Paine’s longtime interest in the juxtaposition of nature and industrialization is evident in his extensive body of work. From his mushroom and plant fields to his artmaking machines and large-scale metal trees, he continues to explore the relationship of the natural to the unnatural. Through work that meshes the organic with the manufactured, Paine questions our position between the man-made world we control and nature’s world we cannot.

Following the erection of Richard Serra’s Vortex in 2002, Conjoined is the second major work of outdoor sculpture to be placed on the Museum’s eleven-acre site. According to the Museum’s chief curator, Michael Auping, “It has always been our plan to place an important work on the northeast corner of the pond across from the gallery pavilions. It took some time to find the right work, one that fits into the architect’s idea of natural theater, or ‘an arbor for art,’ as he called it, but that also stands out as a piece of sculpture, a man-made invention. The surreal coming-together of these two stainless-steel trees seemed to us to be a perfect combination of nature and culture.”
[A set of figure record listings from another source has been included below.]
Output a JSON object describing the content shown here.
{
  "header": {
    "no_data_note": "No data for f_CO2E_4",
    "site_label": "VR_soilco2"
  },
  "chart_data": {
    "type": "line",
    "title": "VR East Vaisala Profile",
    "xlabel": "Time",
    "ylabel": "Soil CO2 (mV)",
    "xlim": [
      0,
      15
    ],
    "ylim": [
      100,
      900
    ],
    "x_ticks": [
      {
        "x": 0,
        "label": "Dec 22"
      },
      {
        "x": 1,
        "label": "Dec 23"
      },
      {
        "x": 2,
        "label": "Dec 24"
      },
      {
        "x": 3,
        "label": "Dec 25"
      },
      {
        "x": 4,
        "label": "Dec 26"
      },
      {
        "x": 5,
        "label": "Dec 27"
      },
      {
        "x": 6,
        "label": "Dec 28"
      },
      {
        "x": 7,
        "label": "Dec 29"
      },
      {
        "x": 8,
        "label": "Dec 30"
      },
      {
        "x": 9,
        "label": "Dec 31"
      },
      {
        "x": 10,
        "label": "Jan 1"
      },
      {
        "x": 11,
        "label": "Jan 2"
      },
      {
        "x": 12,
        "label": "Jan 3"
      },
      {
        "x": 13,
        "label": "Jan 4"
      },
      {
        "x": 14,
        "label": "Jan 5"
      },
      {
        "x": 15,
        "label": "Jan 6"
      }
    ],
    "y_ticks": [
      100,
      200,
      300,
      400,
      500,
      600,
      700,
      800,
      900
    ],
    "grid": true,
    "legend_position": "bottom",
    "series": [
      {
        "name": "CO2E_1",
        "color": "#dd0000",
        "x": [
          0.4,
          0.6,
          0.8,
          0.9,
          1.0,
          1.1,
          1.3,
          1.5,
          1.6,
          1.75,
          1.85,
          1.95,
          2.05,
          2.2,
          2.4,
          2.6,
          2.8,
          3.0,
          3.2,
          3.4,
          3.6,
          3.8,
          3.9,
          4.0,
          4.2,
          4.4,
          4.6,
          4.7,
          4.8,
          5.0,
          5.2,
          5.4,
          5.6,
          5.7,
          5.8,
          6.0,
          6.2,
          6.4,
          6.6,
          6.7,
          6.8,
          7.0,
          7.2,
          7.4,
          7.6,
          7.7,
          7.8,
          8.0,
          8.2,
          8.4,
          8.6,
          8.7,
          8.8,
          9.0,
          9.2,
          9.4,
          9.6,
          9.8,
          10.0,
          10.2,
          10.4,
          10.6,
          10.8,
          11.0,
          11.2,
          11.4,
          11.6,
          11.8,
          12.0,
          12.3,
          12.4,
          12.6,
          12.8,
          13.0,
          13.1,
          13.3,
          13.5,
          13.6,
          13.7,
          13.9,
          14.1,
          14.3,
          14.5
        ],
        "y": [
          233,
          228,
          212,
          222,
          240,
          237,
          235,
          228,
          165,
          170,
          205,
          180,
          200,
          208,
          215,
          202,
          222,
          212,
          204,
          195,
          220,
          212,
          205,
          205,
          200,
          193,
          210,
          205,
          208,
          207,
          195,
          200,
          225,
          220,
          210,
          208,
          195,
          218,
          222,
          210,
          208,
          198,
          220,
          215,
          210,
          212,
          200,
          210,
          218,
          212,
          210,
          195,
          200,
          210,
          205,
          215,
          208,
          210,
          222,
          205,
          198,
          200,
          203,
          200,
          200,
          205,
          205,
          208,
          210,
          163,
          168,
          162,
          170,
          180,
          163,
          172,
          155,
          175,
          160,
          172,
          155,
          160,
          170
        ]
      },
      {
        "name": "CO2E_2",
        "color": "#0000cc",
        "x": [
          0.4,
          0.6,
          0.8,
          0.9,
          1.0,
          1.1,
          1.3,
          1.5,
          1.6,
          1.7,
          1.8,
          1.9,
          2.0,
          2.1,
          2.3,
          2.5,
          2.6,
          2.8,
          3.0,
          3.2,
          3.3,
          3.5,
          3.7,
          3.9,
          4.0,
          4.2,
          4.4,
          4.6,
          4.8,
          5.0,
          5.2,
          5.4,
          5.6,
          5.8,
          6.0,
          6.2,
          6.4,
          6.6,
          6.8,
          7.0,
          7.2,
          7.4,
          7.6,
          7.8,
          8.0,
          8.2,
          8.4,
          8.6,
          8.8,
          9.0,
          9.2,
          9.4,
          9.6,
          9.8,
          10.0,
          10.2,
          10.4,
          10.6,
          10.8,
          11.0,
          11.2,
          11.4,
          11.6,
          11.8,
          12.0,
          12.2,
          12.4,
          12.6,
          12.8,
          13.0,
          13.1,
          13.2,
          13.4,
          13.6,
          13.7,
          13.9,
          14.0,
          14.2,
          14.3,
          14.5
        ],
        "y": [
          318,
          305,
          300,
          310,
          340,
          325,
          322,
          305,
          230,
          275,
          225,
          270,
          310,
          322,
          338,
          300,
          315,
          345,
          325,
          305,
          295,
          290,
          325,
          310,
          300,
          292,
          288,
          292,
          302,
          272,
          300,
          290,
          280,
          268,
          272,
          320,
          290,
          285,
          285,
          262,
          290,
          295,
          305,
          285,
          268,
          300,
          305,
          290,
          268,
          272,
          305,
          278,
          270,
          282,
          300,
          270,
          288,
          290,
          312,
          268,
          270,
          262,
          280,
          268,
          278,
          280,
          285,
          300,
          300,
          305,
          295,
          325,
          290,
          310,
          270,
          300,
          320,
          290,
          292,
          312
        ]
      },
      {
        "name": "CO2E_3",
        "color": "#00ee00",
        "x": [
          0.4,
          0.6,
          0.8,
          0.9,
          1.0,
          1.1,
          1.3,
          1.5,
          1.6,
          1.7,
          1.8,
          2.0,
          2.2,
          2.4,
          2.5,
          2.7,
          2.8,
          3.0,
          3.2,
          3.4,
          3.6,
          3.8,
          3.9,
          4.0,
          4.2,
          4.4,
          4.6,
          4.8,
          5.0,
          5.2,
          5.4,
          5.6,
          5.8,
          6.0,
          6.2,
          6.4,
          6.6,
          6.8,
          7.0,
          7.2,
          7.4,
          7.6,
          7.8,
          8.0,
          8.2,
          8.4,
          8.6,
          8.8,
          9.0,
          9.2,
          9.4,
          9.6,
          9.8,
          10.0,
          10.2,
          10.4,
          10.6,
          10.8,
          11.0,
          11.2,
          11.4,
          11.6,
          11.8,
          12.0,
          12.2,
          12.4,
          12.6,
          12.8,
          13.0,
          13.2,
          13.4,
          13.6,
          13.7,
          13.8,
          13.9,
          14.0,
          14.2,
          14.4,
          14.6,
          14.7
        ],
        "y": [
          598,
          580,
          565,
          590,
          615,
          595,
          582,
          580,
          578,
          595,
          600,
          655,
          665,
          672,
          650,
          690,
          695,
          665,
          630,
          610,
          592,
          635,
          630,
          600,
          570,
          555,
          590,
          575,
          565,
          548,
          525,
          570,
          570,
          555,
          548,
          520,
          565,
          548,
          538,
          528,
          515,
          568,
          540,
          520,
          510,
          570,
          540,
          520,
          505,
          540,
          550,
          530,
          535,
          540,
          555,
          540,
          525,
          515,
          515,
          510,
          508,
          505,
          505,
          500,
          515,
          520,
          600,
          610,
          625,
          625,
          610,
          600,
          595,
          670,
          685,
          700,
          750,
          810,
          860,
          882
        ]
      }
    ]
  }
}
Roxy Paine was born in 1966 in New York and studied at both the College of Santa Fe in New Mexico and the Pratt Institute in New York. Since 1990, his work has been internationally exhibited and is included in major collections such as the De Pont Museum of Contemporary Art, Tilburg, The Netherlands; the Hirshhorn Museum and Sculpture Garden, Washington, DC; the Israel Museum, Jerusalem; The Museum of Modern Art, New York; the San Francisco Museum of Modern Art; the Wanas Foundation, Knislinge, Sweden; and the Whitney Museum of American Art, New York. He lives and works in Brooklyn and Treadwell, New York.